All perfect praise be to Allah,The Lord of The Worlds                                                                                                                                                                        It is permissible to make up missed prayers at any time even that in which praying is disliked. Absolute supererogatory prayer is forbidden to be performed at the times in which praying is disliked, and this also applies to Ihram and Istikhara prayers. However, there is no harm in offering prayers in Mekah during those times. And Allah Knows Best.

What is the ruling of Sharia when husband kicks the wife out of his house without a lawful excuse? Moreover, in such case, when she stays at her parents's house for several months, is she allowed to claim maintenance through a Sharia court?

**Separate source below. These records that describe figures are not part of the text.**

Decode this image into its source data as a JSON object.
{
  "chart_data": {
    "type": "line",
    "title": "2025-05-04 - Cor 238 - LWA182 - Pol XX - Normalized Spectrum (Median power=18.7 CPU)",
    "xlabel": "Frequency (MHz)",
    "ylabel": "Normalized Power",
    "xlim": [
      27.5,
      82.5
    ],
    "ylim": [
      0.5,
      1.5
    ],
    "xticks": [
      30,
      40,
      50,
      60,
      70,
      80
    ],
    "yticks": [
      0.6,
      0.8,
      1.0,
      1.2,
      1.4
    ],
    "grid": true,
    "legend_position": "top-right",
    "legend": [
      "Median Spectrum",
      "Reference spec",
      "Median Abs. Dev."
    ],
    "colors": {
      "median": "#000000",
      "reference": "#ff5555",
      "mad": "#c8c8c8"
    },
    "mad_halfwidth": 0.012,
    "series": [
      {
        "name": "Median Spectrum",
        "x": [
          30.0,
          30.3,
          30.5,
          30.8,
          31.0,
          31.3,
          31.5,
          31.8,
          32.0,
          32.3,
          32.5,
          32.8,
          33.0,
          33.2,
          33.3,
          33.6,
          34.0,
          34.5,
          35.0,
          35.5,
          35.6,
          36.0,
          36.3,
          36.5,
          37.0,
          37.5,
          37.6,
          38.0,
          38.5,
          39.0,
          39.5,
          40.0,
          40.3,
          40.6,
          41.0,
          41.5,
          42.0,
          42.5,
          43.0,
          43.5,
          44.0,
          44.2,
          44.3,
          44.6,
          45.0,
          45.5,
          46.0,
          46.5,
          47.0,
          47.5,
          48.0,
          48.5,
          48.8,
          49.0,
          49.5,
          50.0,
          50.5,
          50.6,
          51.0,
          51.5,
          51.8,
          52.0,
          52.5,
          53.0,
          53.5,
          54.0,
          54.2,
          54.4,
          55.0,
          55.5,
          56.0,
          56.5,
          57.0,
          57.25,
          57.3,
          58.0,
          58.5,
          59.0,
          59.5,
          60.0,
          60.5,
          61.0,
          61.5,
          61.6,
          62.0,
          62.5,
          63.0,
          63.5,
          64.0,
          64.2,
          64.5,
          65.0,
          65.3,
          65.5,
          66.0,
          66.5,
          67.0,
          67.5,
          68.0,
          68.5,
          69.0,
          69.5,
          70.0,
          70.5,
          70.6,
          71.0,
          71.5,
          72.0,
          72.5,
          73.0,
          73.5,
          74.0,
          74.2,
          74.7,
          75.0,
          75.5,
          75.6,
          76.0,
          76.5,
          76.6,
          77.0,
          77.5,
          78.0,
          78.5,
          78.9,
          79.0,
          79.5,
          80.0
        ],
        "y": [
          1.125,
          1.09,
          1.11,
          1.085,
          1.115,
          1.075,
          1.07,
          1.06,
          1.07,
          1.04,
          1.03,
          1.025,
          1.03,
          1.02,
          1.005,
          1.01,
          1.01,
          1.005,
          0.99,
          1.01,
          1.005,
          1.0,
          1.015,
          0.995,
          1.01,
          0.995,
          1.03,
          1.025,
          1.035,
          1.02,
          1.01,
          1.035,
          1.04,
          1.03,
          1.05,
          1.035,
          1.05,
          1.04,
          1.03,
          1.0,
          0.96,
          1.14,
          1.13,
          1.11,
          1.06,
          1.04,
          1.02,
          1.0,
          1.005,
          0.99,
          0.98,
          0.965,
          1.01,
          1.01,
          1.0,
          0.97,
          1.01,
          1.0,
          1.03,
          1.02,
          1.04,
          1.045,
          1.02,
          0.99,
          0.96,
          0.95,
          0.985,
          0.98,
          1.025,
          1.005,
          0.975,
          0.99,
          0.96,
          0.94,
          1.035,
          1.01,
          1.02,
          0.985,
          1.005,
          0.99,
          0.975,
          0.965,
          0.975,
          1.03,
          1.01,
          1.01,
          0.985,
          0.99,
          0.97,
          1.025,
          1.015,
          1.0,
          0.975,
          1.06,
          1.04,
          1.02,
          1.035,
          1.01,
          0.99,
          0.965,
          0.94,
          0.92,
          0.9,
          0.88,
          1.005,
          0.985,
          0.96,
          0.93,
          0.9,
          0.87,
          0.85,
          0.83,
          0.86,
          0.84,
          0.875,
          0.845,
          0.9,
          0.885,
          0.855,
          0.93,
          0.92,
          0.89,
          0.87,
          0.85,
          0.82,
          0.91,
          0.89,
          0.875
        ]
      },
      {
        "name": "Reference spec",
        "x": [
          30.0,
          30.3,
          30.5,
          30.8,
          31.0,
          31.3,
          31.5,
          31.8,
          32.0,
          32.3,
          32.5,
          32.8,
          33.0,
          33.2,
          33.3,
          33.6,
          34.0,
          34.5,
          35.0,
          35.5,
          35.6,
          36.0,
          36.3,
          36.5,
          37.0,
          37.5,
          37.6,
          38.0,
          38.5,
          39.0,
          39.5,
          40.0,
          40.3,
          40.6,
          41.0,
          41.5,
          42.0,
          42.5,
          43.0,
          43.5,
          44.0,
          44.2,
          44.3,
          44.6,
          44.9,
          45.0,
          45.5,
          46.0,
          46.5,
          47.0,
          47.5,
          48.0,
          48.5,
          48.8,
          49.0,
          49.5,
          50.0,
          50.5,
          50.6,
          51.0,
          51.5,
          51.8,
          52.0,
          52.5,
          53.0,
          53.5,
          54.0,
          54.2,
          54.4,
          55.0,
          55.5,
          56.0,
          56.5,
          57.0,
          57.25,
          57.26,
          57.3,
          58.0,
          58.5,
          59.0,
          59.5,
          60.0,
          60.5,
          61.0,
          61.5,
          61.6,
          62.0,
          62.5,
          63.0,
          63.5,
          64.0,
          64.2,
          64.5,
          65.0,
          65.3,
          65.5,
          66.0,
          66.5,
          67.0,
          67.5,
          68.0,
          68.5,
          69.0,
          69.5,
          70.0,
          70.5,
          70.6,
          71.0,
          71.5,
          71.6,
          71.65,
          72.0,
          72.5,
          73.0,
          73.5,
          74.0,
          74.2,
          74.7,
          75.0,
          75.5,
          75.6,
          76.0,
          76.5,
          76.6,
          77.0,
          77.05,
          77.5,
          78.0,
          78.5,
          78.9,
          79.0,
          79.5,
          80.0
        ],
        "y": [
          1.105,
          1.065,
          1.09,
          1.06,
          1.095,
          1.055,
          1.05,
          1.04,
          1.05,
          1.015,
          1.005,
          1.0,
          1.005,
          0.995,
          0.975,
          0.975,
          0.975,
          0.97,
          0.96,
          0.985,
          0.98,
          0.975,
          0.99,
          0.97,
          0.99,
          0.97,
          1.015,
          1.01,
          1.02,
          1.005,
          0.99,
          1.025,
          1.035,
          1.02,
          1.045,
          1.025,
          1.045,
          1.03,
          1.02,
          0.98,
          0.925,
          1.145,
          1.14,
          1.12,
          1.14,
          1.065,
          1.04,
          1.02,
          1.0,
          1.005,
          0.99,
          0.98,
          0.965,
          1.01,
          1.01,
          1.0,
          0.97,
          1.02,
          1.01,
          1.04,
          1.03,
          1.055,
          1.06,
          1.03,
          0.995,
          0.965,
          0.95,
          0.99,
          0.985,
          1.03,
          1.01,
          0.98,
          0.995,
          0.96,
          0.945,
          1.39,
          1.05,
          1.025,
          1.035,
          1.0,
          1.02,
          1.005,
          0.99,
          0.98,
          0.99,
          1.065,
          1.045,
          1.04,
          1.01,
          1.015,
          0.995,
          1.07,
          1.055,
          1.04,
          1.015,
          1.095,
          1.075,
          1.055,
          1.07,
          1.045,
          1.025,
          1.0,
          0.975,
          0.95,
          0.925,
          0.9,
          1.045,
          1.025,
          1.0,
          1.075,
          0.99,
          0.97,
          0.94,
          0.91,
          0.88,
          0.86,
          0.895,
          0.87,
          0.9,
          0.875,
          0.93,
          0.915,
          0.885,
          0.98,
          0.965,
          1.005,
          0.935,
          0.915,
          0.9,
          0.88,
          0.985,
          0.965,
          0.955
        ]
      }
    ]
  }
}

All perfect praise be to Allah the Lord of the Worlds. May His peace and blessings be upon our Prophet Mohammad and upon all his family and companions.
It isn`t permissible to kick wife out of house save for a valid reason since Almighty Allah Says (What means): "O ye who believe! Ye are forbidden to inherit women against their will. Nor should ye treat them with harshness, that ye may Take away part of the dower ye have given them,-except where they have been guilty of open lewdness; on the contrary live with them on a footing of kindness and equity. If ye take a dislike to them it may be that ye dislike a thing, and God brings about through it a great deal of good." [An-Nisa`/19]. In addition, it is the duty of the husband to provide for his wife and children in kindness, and this includes food, garment and residence. Moreover, dialogue and supplication are the best means for solving marital problems; however, the wronged party may resort to court. And Allah The Almighty Knows Best.